Other seemingly simple gestures, such as serving food when the families visited, made a big difference. One 20-year-old who has been with the project from the start recently told Minnes that she keeps coming back in part because she likes helping people.

The original study cohort in Cleveland comprised 415 individuals, with two evenly divided groups of individuals prenatally exposed to cocaine and other substances and individuals with polydrug exposure that did not include cocaine. This was designed to ensure that both study groups were made up of at-risk individuals, a factor that makes for a more reliable analysis of cocaine's specific effects.

In the earliest research, all of the study sites saw an effect of prenatal cocaine exposure on restricted fetal growth. Later on, the Case Western Reserve researchers were not finding significant between-group differences in IQ, but patterns in perceptual reasoning were indicating that the cocaine-exposed group was demonstrating deficits in executive functioning, and this has endured in later years. Patterns of increased aggression and issues such as conduct disorder also emerged, says Minnes.

It is important to remember that while one cannot conclude from this research that prenatal exposure to cocaine causes such problems, a research design with a carefully constructed control group offers strong evidence of an association, Minnes explains. Among the variables considered, “We controlled for the child's home environment, and we controlled for maternal or caregiver level of psychological distress,” she says.

As part of what is anticipated to be the last age range studied, Minnes says, the Case Western Reserve researchers also will look at what factors influence positive outcoimes for these children.

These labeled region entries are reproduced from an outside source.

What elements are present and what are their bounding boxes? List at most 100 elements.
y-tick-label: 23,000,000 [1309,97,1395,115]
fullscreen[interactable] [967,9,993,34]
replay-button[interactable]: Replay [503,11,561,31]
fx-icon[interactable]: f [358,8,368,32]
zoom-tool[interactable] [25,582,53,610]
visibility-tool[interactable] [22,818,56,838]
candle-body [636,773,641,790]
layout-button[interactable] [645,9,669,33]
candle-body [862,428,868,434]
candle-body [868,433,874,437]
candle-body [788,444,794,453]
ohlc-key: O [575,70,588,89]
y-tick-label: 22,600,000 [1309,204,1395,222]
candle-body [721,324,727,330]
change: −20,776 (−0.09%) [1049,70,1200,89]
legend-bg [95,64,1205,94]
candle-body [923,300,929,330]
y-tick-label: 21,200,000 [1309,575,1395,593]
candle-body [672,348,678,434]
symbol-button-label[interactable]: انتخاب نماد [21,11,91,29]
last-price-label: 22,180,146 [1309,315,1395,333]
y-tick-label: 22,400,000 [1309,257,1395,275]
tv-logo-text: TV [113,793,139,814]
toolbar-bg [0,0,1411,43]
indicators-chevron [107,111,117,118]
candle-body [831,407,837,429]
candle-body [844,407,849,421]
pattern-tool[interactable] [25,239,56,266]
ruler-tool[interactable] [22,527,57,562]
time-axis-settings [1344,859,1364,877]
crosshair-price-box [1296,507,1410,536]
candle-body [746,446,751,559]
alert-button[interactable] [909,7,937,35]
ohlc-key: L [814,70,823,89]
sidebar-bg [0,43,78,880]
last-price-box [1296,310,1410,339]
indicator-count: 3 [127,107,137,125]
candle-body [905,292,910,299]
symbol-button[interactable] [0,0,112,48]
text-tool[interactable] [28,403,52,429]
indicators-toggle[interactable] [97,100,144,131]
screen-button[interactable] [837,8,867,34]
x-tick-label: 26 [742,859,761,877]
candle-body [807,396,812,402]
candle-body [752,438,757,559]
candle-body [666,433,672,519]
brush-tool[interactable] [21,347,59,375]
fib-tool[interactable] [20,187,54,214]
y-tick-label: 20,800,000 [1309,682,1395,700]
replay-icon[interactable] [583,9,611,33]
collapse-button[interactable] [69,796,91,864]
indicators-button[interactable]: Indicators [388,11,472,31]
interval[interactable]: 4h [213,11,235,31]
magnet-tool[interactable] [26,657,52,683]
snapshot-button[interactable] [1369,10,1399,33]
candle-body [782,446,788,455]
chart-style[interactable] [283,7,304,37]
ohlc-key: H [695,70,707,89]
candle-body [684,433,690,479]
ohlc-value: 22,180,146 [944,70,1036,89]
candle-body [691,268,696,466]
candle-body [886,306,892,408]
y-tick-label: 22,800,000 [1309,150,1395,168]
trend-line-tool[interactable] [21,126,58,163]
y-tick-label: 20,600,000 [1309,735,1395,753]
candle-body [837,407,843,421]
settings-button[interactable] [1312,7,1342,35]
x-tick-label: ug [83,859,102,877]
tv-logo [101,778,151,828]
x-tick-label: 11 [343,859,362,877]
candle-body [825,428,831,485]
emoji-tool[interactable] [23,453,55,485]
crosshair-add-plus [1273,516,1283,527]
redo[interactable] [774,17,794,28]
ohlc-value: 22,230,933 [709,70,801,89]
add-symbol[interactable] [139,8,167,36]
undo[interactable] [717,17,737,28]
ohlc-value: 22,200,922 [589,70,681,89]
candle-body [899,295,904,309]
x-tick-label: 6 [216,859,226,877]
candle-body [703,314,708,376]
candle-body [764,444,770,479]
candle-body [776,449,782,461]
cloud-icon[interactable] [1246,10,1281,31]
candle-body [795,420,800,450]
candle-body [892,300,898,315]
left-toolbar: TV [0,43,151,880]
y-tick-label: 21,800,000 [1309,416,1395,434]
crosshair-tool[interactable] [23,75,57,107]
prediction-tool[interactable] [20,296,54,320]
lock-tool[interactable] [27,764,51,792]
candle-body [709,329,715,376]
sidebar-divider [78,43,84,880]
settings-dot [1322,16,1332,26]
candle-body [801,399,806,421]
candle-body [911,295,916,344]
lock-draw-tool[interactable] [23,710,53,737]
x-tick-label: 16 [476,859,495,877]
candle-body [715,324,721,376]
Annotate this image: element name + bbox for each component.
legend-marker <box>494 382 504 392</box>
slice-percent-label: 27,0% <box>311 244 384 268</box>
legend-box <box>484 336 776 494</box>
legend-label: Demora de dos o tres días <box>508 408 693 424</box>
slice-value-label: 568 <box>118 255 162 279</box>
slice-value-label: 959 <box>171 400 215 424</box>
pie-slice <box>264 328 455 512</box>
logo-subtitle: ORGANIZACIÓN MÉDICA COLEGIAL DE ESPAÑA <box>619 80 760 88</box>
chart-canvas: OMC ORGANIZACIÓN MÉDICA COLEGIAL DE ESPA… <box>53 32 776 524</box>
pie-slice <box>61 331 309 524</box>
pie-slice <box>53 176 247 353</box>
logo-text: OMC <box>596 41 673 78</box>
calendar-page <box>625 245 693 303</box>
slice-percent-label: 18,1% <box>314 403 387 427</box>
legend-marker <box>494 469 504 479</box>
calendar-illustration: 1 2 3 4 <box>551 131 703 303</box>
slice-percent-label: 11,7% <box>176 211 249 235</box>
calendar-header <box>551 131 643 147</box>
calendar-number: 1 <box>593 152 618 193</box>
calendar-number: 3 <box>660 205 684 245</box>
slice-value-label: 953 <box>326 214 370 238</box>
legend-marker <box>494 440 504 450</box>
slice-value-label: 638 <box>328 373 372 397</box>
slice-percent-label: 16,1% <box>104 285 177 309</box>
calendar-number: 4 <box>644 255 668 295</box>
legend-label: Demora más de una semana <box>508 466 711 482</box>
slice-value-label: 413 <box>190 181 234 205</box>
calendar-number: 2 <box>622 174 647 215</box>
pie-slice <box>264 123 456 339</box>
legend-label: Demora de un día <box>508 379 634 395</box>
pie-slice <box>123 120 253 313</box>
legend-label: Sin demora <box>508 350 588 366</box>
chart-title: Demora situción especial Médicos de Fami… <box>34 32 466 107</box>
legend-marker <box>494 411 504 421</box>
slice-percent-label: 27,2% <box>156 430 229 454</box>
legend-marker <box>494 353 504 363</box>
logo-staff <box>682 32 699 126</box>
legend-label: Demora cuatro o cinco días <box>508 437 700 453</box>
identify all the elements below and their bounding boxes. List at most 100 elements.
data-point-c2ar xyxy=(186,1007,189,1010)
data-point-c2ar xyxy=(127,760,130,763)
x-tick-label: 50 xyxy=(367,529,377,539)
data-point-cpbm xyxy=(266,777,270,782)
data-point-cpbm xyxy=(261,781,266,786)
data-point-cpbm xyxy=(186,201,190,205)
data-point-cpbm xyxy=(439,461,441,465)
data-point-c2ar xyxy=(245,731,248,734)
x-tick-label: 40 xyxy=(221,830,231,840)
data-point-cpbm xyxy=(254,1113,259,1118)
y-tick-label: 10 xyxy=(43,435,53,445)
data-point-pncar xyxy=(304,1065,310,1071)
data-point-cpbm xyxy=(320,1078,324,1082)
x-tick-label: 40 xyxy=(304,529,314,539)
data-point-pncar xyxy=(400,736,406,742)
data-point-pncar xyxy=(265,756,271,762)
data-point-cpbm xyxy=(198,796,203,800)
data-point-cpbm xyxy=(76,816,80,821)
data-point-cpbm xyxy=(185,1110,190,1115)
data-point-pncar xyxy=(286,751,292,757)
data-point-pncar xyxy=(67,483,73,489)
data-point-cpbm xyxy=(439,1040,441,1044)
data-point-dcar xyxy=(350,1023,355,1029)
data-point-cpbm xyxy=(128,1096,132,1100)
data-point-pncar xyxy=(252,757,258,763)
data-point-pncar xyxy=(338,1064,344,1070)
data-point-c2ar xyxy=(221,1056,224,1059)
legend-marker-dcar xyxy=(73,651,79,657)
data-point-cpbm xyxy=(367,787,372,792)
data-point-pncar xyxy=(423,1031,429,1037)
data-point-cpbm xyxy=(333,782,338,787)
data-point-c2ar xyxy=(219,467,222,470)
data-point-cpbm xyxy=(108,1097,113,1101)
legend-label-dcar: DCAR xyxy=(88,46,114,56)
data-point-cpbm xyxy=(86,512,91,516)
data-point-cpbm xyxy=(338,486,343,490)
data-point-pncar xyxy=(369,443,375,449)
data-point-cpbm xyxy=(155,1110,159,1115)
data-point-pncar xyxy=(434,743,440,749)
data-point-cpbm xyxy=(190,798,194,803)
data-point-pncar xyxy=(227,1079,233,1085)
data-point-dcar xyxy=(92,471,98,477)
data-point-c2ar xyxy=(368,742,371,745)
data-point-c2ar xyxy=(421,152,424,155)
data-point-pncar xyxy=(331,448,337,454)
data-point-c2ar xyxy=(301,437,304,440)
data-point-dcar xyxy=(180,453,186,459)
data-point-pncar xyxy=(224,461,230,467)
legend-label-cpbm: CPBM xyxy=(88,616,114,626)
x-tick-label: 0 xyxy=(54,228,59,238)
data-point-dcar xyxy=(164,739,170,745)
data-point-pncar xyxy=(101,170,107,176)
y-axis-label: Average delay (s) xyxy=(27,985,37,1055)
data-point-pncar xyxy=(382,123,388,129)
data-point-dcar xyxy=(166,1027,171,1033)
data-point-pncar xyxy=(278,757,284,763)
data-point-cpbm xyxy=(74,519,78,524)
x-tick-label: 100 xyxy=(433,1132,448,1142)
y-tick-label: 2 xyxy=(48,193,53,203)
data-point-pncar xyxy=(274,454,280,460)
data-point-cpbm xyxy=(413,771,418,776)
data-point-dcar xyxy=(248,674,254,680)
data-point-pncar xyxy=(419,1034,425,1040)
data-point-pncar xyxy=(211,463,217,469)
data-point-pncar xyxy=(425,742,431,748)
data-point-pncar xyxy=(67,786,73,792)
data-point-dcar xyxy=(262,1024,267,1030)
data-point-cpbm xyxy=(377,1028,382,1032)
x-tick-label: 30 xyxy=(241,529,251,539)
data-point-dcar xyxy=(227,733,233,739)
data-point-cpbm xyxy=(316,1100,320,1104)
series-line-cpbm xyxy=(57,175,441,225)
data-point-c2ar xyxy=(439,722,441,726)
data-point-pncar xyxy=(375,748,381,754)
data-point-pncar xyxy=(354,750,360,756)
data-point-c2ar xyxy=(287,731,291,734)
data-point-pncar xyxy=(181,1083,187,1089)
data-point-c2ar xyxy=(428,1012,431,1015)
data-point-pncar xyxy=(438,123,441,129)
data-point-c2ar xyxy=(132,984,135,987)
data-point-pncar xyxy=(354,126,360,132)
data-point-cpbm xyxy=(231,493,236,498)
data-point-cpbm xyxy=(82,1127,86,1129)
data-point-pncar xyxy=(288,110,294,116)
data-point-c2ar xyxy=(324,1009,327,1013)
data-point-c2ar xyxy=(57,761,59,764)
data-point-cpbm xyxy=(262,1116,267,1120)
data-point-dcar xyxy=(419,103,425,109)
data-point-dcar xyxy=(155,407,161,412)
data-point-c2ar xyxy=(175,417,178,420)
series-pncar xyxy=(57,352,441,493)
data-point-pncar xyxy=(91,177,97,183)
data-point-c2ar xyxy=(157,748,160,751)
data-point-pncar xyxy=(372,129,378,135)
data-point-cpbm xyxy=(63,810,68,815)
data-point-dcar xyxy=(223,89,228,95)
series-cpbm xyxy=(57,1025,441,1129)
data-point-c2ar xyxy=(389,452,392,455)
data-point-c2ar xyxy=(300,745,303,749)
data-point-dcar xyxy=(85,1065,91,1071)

She adds that the team also has examined the dynamic of out-of-home placement for some of these children. Half of the cocaine-exposed children were taken out of their mother's custody, moved either to the care of a family member or to the foster care system. Out-of-home placement did not occur in the control group of non-cocaine exposed children.

General conclusions

Minnes says that the years of research into cocaine-exposed children have achieved these generally accepted conclusions:

  • After controlling for other factors affecting substance use, researchers have found that cocaine-exposed youths have higher use rates.

  • There is a strong association between cocaine exposure and deficits in executive functioning and attention.

  • There is a less strong but still fairly consistent association between cocaine exposure and language deficits.

  • There is evidence of increased externalizing behaviors in the cocaine-exposed group, and this persists through the teenage years.